I really feel for Junwo, since I'm also a shut-in. It's so hard to find someone who would treat you like any normal human being. I'm currently job-hunting for online/home-based jobs because I don't want to leave the house. I'd only go outside if we're going outdoors like going to the beach, nature walking or a drive where there's less people. On my last years of college, I was planning to apply on a cruise ship but things happened which worsened my anxiety and pummeled my self-esteem to the ground. I couldn't come back up after that so I became a shut in. My parents tried to understand but couldn't and dealing with my anxiety whenever I try to go outside is exhausting as heck (since I pick my cousin up to and from school on the afternoon).

hello~ have you tried to visit a doctor? if you haven't please do try to talk about your anxiety or depression or more. And then explain what you've been through and what have you've been feeling. They will also explain to your parents about any mental illness you have, to try and make them understand you more. Also use your health insurance if you have it.

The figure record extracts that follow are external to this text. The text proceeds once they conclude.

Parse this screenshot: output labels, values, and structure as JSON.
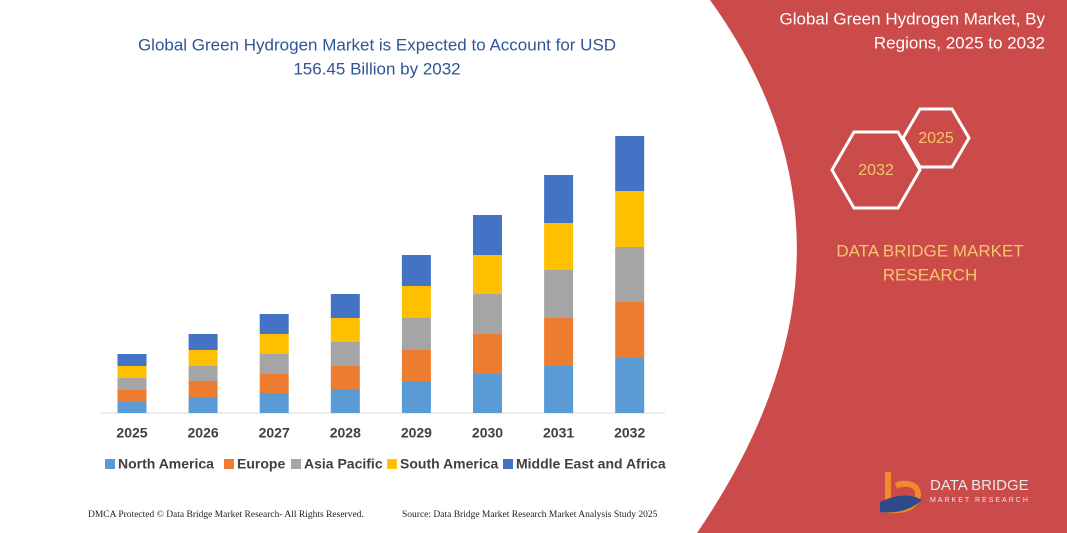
{
  "chart_data": {
    "type": "stacked_bar",
    "title": [
      "Global Green Hydrogen Market is Expected to Account for USD",
      "156.45 Billion by 2032"
    ],
    "categories": [
      "2025",
      "2026",
      "2027",
      "2028",
      "2029",
      "2030",
      "2031",
      "2032"
    ],
    "series": [
      {
        "name": "North America",
        "color": "#5b9bd5",
        "values": [
          11,
          16,
          20,
          24,
          32,
          39,
          47,
          55
        ]
      },
      {
        "name": "Europe",
        "color": "#ed7d31",
        "values": [
          12,
          16,
          19,
          23,
          31,
          40,
          48,
          56
        ]
      },
      {
        "name": "Asia Pacific",
        "color": "#a5a5a5",
        "values": [
          12,
          15,
          20,
          24,
          32,
          40,
          48,
          55
        ]
      },
      {
        "name": "South America",
        "color": "#ffc000",
        "values": [
          12,
          16,
          20,
          24,
          32,
          39,
          47,
          56
        ]
      },
      {
        "name": "Middle East and Africa",
        "color": "#4472c4",
        "values": [
          12,
          16,
          20,
          24,
          31,
          40,
          48,
          55
        ]
      }
    ],
    "legend": "bottom"
  },
  "side_panel": {
    "title": [
      "Global Green Hydrogen Market, By",
      "Regions, 2025 to 2032"
    ],
    "hexagons": [
      "2025",
      "2032"
    ],
    "brand": [
      "DATA BRIDGE MARKET",
      "RESEARCH"
    ],
    "logo": [
      "DATA BRIDGE",
      "MARKET RESEARCH"
    ]
  },
  "footer": {
    "left": "DMCA Protected © Data Bridge Market Research-  All Rights Reserved.",
    "right": "Source: Data Bridge Market Research  Market Analysis Study 2025"
  }
}
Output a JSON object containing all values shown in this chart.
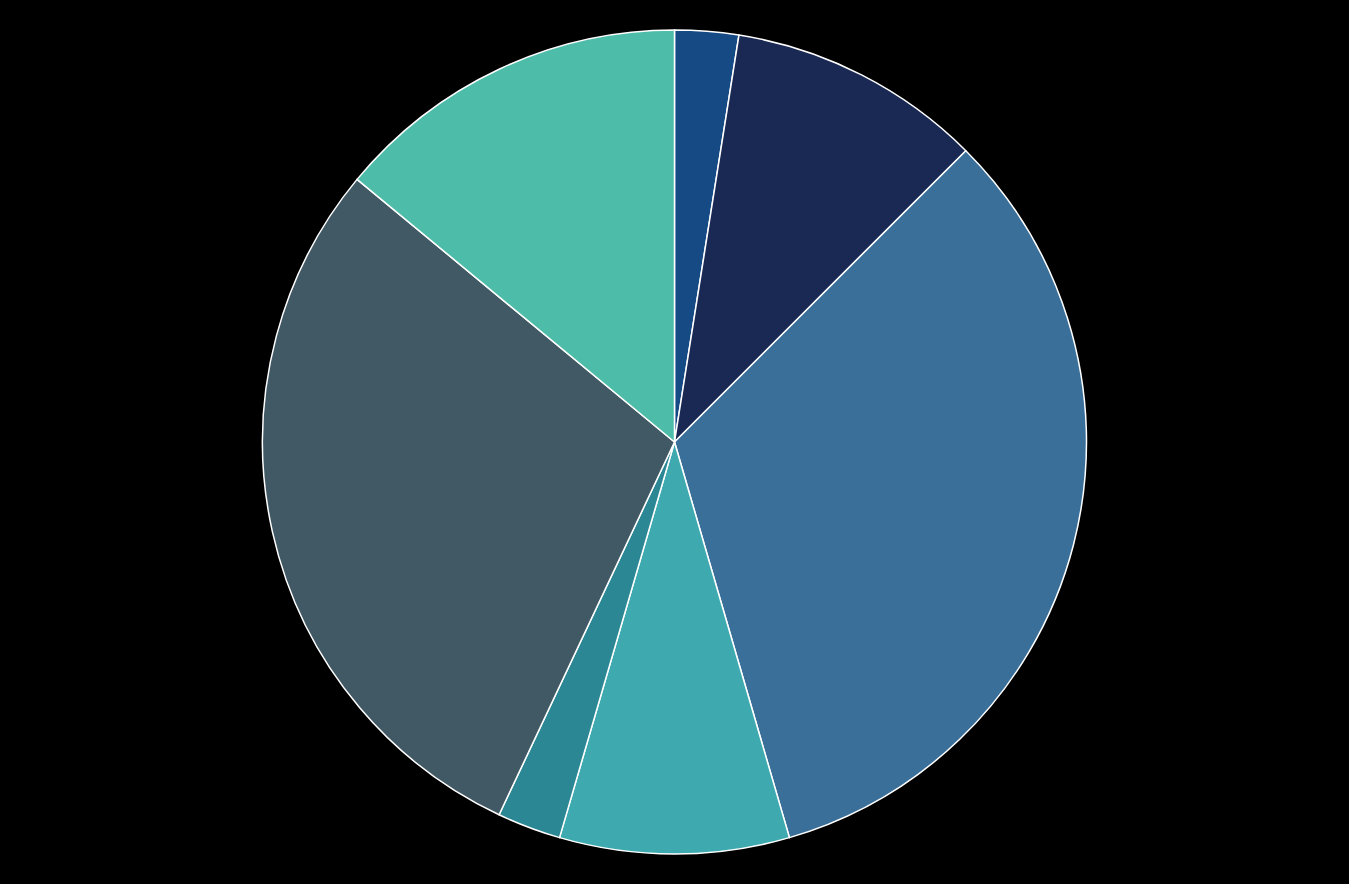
{
  "chart_data": {
    "type": "pie",
    "categories": [
      null,
      null,
      null,
      null,
      null,
      null,
      null
    ],
    "values": [
      2.5,
      10,
      33,
      9,
      2.5,
      29,
      14
    ],
    "colors": [
      "#154a85",
      "#1a2954",
      "#3a6f9a",
      "#3eaab0",
      "#2b8793",
      "#415865",
      "#4dbca8"
    ],
    "legend": false
  }
}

Ex-shut-in and I get what you mean. I was "inside" for 7-ish years, still working on getting out out. Sometimes u just gotta ride it out. I made a conscious decision to change myself - it's hard as fuck but no one knows how tough it is even will yourself to get out the bed everyday.
Currently I am sitting in a crowded cafe - just trying to BE around other humans without collapsing. Do this everyday. Just go into a crowded area with my headphones in case things get over whelming but the trick is to be learn to be around people first. Exercise and change in diet is another thing - i don't mean "healthy" i mean actually spending time thinking what you want to eat today and making an effort to eat that thing. Find a friend u can talk to - not deep meaningful stuff, but like marvel movies or memes... Keeps ur thoughts lighter etc etc..
Small things... They help.

Hmm then find an online counselling, I recommend you iCall. They have an email based counselling. And it's free. Also why not join a group of people who deals with any mental illness you have? discord might have one. Also good luck. I wish you and the others well I'm glad everyone is opening up about being a shut in.. in this manga. it really connects us all who have the same problem and help each other out(๑•ㅂ•)و✧

That's good. That's a start. Next try going to the school 15 mins early and try to make SMALL talk with other parents. Just simple hello to other people or smile. Don't overdo it but smiling and saying hello as u line up to get kids will ease u into being around other people. Or wave bye when you leave. That's it. No other interaction.

Wow, using the suicide card against Muyeong, just... wow. I understand that he was depressed because of what happened to him, yet his mom still thinks about business and marriage, but damn, using that to tie Muyeong to him is unbelievably sick and twisted. It made me so uncomfortable to use the suicide card against people, like, I was suicidal when I was still in college but it's not like I want to gain someone's attention ffs. Why would you do that to the person you love? Why the threat? It may be regrettable that he realized his feelings a little too late, but damn, he doesn't have the right to ruin Muyeong's love life. He should just accept it and move on.
And as for grandma, she's right. If Muyeong wants to be independent and to stand on his own, he needs to do all that from scratch. And she's been very understanding with Muyeong's sexual preference. Heck, she didn't even confront Muyeong about when she accidentally knew about his sexual activities with his sunbae (lmao she had a mental breakdown at first tho, good thing miss secretary was there to calm her down and be rational). She's just waiting for Muyeong to tell her on his own, which is highly commendable.
This was painfully good
I've always avoided angsty stories because I can't deal with the pain, but this was a good read.